HTI menyebutkan, kelemahan Pasal ini adalah tidak adanya aturan tentang asas dan standar perguruan tinggi asing yang bisa berdiri di Indonesia sehingga ada kecenderungan budaya asing akan masuk di PT di Indonesia baik ideologi maupun perilaku civitas akademik.
Keenam, Pasal 85 RUU PT menyebutkan: (1) PTN dan PTN Khusus berbadan hukum dapat menyelenggarakan badan usaha atau portofolio usaha sesuai dengan ketentuan peraturan perundang-undangan. (2) Dana hasil penyelenggaraan badan usaha atau portofolio usaha sebagaimana dimaksud pada ayat (1) digunakan untuk pengembangan PTN dan PTN Khusus. (3) Dalam menyelenggarakan badan udaha atau portofolio usaha sebagaimana dimaksud pada ayat (1) PTN dan PTN Khusus dilarang menggunakan aset dan kekayaan perguruan tingginya sebagai jaminan bagi hutang badan usaha atau portofolio usaha yang didirikannya. (4) Ketentuan lebih lanjut mengenai pengelolaan dana hasil penyelenggaraan badan usaha atau portofolio usaha diatur dengan Peraturan Pemerintah.
Penjelasan Pasal ini menyebutkan: Bagi PTN badan hukum yang akan mendirikan badan usaha, agar aset dan kekayaan PTN badan hukum tersebut tidak menjadi jaminan bagi hutang badan usaha yang didirikan apabila badan  usaha tersebut dinyatakan pailit, maka sebaiknya dipilih badan usaha yang memiliki aset dan kekayaan yang terpisah secara hukum dengan aset dan kekayaan PTN badan hukum yang mendirikannya.
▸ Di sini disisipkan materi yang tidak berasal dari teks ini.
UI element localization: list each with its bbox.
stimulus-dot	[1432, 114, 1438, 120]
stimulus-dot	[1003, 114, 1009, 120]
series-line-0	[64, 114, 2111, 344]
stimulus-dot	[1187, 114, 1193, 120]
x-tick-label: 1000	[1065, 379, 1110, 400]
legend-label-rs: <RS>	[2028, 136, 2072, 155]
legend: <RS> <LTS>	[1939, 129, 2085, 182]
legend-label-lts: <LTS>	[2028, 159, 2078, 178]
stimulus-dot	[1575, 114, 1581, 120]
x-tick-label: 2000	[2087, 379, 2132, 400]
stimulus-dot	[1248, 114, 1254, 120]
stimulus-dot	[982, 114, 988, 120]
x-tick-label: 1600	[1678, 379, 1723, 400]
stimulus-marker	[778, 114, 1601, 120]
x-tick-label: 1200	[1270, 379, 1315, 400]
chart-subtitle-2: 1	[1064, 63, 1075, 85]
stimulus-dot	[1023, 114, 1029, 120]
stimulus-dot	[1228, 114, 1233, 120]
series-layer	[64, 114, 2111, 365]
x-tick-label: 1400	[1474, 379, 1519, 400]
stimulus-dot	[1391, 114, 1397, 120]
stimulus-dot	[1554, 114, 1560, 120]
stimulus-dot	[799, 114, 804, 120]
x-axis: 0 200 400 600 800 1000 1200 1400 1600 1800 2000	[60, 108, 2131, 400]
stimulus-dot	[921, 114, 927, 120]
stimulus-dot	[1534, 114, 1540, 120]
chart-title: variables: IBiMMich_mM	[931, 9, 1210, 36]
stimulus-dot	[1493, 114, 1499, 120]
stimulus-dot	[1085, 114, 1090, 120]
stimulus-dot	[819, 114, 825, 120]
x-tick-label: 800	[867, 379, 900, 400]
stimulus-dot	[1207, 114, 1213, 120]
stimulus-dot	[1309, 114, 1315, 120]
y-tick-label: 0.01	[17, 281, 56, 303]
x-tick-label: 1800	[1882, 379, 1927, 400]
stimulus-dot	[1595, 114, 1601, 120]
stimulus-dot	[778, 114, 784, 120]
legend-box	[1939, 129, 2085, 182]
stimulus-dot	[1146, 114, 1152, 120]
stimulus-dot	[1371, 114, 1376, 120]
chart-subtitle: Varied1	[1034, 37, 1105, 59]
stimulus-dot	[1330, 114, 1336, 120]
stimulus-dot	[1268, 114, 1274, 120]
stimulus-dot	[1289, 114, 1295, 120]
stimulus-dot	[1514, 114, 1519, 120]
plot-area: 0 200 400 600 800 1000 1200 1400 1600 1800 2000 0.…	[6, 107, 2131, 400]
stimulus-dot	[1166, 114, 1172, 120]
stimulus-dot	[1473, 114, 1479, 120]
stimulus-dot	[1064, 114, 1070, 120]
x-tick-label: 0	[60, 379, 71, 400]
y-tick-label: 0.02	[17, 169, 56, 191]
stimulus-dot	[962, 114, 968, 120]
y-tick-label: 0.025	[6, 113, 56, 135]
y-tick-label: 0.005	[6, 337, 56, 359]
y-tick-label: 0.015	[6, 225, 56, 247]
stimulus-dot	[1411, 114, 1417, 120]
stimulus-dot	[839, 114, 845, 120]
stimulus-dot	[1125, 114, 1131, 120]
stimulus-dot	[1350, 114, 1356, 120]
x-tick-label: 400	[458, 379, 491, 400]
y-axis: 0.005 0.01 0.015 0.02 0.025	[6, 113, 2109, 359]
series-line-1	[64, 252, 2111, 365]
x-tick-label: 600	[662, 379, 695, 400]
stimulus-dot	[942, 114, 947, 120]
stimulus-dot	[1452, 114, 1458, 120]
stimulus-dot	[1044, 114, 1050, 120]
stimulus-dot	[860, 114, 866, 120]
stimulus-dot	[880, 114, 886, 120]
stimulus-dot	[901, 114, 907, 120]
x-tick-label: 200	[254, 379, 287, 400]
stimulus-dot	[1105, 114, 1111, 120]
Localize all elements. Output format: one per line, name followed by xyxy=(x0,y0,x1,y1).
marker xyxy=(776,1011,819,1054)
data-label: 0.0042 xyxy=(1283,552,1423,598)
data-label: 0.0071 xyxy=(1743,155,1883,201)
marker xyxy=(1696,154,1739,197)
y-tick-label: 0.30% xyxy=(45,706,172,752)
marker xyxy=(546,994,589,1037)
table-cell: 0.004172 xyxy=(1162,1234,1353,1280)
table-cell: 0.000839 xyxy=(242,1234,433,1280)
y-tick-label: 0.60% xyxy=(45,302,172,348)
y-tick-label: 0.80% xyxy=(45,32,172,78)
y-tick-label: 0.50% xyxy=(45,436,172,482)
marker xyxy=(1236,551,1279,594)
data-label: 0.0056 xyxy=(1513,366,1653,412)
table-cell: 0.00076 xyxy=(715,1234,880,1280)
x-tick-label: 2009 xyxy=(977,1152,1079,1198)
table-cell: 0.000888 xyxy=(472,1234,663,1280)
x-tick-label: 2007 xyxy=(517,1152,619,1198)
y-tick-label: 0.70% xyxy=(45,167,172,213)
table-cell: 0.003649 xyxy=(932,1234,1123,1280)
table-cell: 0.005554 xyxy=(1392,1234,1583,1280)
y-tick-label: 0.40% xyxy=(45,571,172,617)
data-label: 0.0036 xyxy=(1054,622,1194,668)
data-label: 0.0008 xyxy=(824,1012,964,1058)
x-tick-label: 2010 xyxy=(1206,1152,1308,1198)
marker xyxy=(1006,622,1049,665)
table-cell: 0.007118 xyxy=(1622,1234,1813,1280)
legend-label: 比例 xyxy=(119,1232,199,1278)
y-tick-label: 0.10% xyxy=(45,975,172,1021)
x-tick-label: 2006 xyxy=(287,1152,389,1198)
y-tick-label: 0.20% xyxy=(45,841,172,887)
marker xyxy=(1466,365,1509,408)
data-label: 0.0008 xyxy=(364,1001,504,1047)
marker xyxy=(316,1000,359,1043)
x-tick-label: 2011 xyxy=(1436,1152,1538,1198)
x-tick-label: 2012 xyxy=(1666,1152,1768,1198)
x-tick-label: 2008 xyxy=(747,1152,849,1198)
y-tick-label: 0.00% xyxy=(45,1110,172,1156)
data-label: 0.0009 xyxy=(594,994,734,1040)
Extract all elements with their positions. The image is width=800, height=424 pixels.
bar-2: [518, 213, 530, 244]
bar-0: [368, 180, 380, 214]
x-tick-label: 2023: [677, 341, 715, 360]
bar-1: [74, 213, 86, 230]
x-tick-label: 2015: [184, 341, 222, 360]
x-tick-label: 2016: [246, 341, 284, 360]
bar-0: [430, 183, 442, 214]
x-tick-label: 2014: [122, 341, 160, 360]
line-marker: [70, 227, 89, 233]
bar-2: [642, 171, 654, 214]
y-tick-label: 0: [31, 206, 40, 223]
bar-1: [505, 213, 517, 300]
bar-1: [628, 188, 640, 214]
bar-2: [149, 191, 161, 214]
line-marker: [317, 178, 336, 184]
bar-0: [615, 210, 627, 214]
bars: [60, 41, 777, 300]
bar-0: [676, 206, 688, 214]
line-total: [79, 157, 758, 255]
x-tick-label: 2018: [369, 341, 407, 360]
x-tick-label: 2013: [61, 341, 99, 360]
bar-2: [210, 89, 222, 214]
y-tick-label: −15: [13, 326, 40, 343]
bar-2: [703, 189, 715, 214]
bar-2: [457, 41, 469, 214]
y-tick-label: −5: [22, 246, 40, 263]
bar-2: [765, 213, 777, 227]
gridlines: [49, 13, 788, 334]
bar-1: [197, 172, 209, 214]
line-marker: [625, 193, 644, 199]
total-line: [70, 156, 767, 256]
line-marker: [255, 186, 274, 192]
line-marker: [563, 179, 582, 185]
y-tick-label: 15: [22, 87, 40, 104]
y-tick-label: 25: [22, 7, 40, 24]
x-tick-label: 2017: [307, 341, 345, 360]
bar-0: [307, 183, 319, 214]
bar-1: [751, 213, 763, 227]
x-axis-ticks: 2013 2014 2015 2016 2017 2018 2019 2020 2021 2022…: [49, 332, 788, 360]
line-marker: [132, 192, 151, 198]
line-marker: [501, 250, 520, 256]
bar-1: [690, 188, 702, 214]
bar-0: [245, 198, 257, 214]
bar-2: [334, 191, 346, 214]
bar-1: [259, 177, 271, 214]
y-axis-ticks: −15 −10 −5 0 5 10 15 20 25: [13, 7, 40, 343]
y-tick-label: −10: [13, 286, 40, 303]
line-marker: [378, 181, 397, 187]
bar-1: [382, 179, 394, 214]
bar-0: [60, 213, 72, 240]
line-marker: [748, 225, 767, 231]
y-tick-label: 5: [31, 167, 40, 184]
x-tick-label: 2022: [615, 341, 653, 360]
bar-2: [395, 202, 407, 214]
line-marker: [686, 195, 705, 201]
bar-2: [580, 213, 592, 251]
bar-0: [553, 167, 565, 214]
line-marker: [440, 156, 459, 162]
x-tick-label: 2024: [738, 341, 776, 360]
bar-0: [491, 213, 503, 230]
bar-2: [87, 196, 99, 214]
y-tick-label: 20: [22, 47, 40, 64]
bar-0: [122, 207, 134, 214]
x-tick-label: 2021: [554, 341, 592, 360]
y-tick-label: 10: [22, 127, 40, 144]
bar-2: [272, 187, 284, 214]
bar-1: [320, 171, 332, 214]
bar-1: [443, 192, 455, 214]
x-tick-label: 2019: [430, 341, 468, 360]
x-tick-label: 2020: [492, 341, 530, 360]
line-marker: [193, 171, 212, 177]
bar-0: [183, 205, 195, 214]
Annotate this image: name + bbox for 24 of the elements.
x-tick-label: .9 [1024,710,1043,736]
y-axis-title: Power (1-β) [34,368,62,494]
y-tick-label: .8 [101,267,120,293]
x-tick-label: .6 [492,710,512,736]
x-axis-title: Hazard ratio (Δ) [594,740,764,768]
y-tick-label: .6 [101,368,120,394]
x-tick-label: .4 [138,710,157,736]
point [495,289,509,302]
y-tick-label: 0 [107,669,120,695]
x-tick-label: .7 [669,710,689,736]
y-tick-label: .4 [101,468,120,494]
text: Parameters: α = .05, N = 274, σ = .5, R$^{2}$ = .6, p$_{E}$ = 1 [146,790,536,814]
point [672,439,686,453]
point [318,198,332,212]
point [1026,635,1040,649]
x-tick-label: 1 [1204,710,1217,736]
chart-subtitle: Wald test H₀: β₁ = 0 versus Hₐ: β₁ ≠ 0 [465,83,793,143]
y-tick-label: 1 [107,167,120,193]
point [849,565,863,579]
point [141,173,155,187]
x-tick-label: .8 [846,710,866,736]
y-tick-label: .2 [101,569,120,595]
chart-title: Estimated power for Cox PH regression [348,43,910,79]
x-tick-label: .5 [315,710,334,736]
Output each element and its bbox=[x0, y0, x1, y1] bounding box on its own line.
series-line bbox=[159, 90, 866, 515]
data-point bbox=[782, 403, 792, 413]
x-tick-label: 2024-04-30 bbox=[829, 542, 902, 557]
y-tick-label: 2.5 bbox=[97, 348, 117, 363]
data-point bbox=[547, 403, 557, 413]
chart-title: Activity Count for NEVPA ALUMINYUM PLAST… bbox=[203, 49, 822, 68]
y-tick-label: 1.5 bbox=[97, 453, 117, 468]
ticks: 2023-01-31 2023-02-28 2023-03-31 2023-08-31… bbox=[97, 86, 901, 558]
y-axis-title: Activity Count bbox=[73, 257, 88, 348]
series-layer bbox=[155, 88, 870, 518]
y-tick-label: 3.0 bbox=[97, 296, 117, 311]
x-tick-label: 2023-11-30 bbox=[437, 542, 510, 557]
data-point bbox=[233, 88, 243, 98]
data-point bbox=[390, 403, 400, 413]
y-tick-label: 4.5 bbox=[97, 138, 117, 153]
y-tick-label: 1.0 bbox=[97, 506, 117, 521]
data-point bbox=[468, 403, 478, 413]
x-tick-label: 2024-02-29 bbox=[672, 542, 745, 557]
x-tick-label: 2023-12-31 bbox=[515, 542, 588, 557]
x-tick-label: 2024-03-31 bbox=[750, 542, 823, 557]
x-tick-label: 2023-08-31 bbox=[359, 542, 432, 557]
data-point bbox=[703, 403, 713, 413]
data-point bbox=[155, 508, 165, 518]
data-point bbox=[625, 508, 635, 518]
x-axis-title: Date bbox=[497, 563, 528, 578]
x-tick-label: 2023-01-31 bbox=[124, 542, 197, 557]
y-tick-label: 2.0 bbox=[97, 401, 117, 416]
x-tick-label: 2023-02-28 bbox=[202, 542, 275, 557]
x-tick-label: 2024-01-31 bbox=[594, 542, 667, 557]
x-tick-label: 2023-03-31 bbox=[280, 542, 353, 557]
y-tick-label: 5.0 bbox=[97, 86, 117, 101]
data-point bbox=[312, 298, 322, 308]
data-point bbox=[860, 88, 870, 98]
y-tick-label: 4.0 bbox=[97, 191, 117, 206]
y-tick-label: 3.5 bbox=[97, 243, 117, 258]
Badan usaha yang memiliki aset dan kekayaan yang terpisah secara hukum dengan aset dan kekayaan PTN badan hukum adalah badan usaha berbentuk perseroan terbatas. Sedangkan yang dimaksud dengan “portofolio” adalah penempatan investasi di berbagai bidang usaha atau bidang industri. Dan ketentuan peraturan perundang-undangan yang dimaksud antara lain peraturan perundang-undangan mengenai perseroan terbatas.
Atas Pasal ini HTI mengatakan: Pasal ini membuat PTN berfungsi ganda yaitu sebagai lembaga badan usaha dan sekaligus badan sosial. Dan hal ini tidak jauh berbeda dengan UU BHP yang telah dibatalkan Mahkamah Konstitusi.
Jadi, jika sudah demikian, lebih baik pembahasan RUU Pendidikan Tinggi dihentikan saja!